Project logistics
- Mentor: Rudolph Pienaar email: rudolph.pienaar-at-childrens.harvard.edu, Kristi Nikolla knikolla at bu dot edu, Ata Turk ataturk at bu dot edu
- Min-max team size: 4-5
- Expected project hours per week (per team member): 6-8
- Will the project be open source? Yes
Preferred past experience
- Job handling / concepts of distributed computing (Very important)
- Linux job basics (ssh to remote hosts, running/handling jobs) (Rather important)
- Python (Valuable)
- Docker / HPC scheduling (Nice to have, but will learn)
- OpenShift (Nice to have, but will learn)
Project Overview
Cloud-based medical image processing is an emerging component of the larger distributed processing field and offers many opportunties to explore new software approaches to collecting, disseminating, processing, and sharing both compute and data.
This project seeks to architect practical solutions to medical data processing. Our group at Boston Children's Hospital has developed a web-based workflow manager called ChRIS that allows for the collection, processing, and real-time collaboration on image data.
In Spring of 2015, a BU team designed and built a python-based scheduler for ChRIS on Massachussetts Open Cloud (MOC). In 2016, a second team demoed the encapsulation of a processing pipeline within a docker container. THis pipeline was integrated into the web-based front end.
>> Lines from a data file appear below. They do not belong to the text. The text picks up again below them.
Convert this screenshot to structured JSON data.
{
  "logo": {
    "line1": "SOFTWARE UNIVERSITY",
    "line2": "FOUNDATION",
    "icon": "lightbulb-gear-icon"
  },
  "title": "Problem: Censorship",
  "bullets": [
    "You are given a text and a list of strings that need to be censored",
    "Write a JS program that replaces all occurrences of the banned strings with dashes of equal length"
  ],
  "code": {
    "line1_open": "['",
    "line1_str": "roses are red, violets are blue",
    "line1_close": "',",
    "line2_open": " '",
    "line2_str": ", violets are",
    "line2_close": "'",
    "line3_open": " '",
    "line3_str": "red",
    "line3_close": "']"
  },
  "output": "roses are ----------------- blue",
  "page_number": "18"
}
This year, we seek to integrate several components into a web-based distributed system. The team will deploy ChRIS on a publically accessible web-server. For this project, the team will have login/ssh access to this server. On this server the team will also instantiate a containerized PACS (Picture Archive and Communications System) image server (called Orthanc) and populate it with anonymized MRI data provided by the mentor. The team will adapt/tweak the existing image search plugin within ChRIS to query the dockerized server (currently the search plugin queries the commerical PACS server at BCH). Once the existing system has been adapted/tweaked to pull images from the dockerized server, the team will implement a solution to transferring data from the web server filesystem out to a remote compute platform. As with the search, the BCH team already has developed modules to do this, but some tweaking is necessary to deploy in a new system. Finally, the team will execute a dockerized analysis pipeline on the remote compute platform, return the results to the web server, and the ChRIS system will then present to the user.
In summary:
- Instantiate a docker instance of a PACS server (Orthanc) on a publically accessible machine (provide by the mentor)
- Deploy the existing ChRIS system on this machine in its own docker container.
- Connect/tweak/adapt the existing ChRIS PACS search plugin to query/retrieve from the Orthanc dock.
- Adpat existing python modules to transfer data (via REST-http) from the server to a remote HPC.
- Execute a dockerized pipeline on the remote HPC.
- Adapt existing python modules to pull processed data back to ChRIS.
Some Technologies you will learn/use:
- Linux process management and distributed system design
- Docker usage and architecturing in a real-world practical system
- HPC, particularly as pertains to self-contained compute.